É o objeto da presente monografia o estudo do significado do princípio constitucional da capacidade contributiva. Parece até estranho que alguém cuide de um estudo que persiga tal objetivo, mas o que me motiva a desenvolver o tema visando esclarecer o que realmente se entende pelo referido princípio é o fato da dúvida se realmente os impostos que amiúde reinam pelo território brasileiro são exigidos dos contribuintes levando-se em conta as suas capacidades de os recolherem.

Para levar este trabalho a contento, primeiramente, iniciamos uma abordagem preliminar enfocando alguns pontos que dão margem a dúvidas sobre a aplicação do princípio da capacidade contributiva, como, por exemplo, o que seja realmente a capacidade econômica do indivíduo, se em função da renda que dispõe para a sobrevivência ou se em face do seu patrimônio ou algum signo de riqueza. A seguir, aprofundamos um estudo para entender o significado da palavra princípio, tanto na sua origem etimológica como no seu significado estrito dentro do Direito.

Mais adiante, serão feitos breves comentários aos princípios constitucionais gerais e aos princípios estritamente tributários, entrando, finalmente na abordagem direta do princípio da capacidade contributiva. Na conclusão, busca-se formar uma posição quanto ao real significado do princípio tema e sua abrangência no nosso sistema tributário.

1.2.Metodologia

Consolidada a opção pelo tema objeto desta monografia, iniciamos, de imediato, a uma intensa leitura de todos os artigos que enfocassem qualquer coisa sobre o princípio da capacidade contributiva, sejam provenientes de autores renomados ou de juristas menos conhecidos. A maioria deles foi localizada em sites jurídicos na internet. A partir dessas leituras, foi desenvolvido um projeto enfocando o que seria abordado e como isso seria levado a efeito e quais as obras norteariam a pesquisa.

Deu-se preferência aos autores especialistas do direito tributário utilizados no curso de pós-graduação, indicados pelo IBET, dos quais se destacam Paulo de Barros Carvalho, Roque Antônio Carrazza, Luiz César de Souza Queiroz, Roberto Quiroga Mosquera, Vittório Cassone etc.

À medida que se percebia a necessidade de desenvolver algum assunto não abordado especificamente pelos autores que serviram de base ao trabalho, partia-se na busca de mais informações em outros autores, sem dispensar, por óbvio, a colaboração da doutrina disponibilizada na internet. Afinal, na atualidade, não podemos dispensar tão importante ferramenta de pesquisa.

1.3.Objetivo

É objetivo desta monografia contribuir para o estudo do Direito Tributário, dando-se ênfase ao entendimento do princípio da capacidade contributiva no que se refere ao seu real sentido. O que se deseja realmente saber é como realmente se exige o imposto do cidadão, levando-se em conta a sua capacidade ou possibilidade de arcar com o ônus de pagar o tributo, se em face dos recursos que dispõe no bolso ou no banco ou se em virtude do patrimônio que ostenta. Afinal, o que se pretende desvendar é o que se denomina signo de riqueza.

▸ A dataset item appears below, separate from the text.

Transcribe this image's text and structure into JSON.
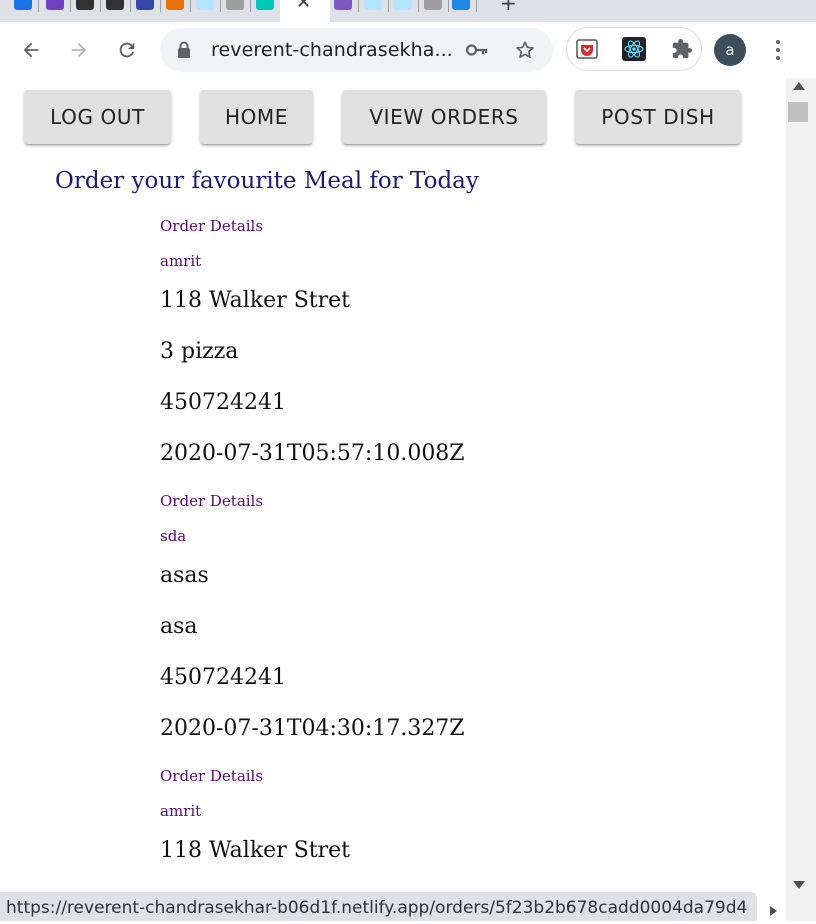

2.A Capacidade Econômica do Contribuinte

O que nos motivou enfrentar o tema, antes de tudo, foi a consciência de que o estudo do Direito nunca se esgota em si mesmo, pois sempre haverá quem consiga enxergar algo nos meandros da lei não visto antes. Por mais que uma lei, cujo sentido se ache claramente revelado em seu texto, a sua interpretação será sempre imprescindível.

Ensina Marcus Cláudio Acquaviva que aqueles acostumados ao manuseio da legislação sabem muito bem que, por vezes, uma lei aparentemente clara contém sentido que, à primeira vista, não se mostra. Diz o referido autor, que o texto pode parecer límpido e, contudo, possuir um sentido que não se patenteia de imediato.

O jurista supracitado ainda ressalta:

"A descoberta das razões histórico-sociológicas da lei, a revelação dos objetivos do legislador esclarecem, por vezes, um pensamento que não está expresso em palavras. Tal orientação, porém, nem sempre foi obedecida ao longo da história. Houve época em que o brocardo in claris cessar interpretatio, isto é, a clareza da lei dispensaria a interpretação, prevalecia da maneira absoluta. Assim é que o imperador Justiniano (482-565 da era cristã), autor da imorredoura compilação de leis denominada Corpus Juris Civilis, determinou a seguinte cláusula no Terceiro Prefácio do Digesto:

"Quem ousar tecer comentários à nossa compilação de leis cometerá crime de falso, e as obras que compuser serão apreendidas e destruídas."

Esta norma encontrou, porém, oposição na doutrina, especialmente em Ulpiano e Celso. No Digesto, Livro 25, Título 4º, fragmento 1º, § 11, Ulpiano adverte:

"Embora claríssimo o edito do pretor, não cabe descuidar de sua interpretação".

Celso, por sua vez, afirmava:

"Saber as leis não consiste em conhecer-lhes as palavras, mas sua força e poder" (Digesto, Livro 1º, Título 3º, Fragmento 17)." [1]

Dessa forma, consciente das dificuldades que certamente existem no estudo de um tema, principalmente de natureza tributária, pois são ínfimas as correntes diametralmente opostas que se debatem na busca de um entendimento sobre determinada questão, ouso aprofundar-me no estudo do princípio da capacidade contributiva na tentativa de entender-lhe o significado e quais são realmente os seus efeitos em face do contribuinte.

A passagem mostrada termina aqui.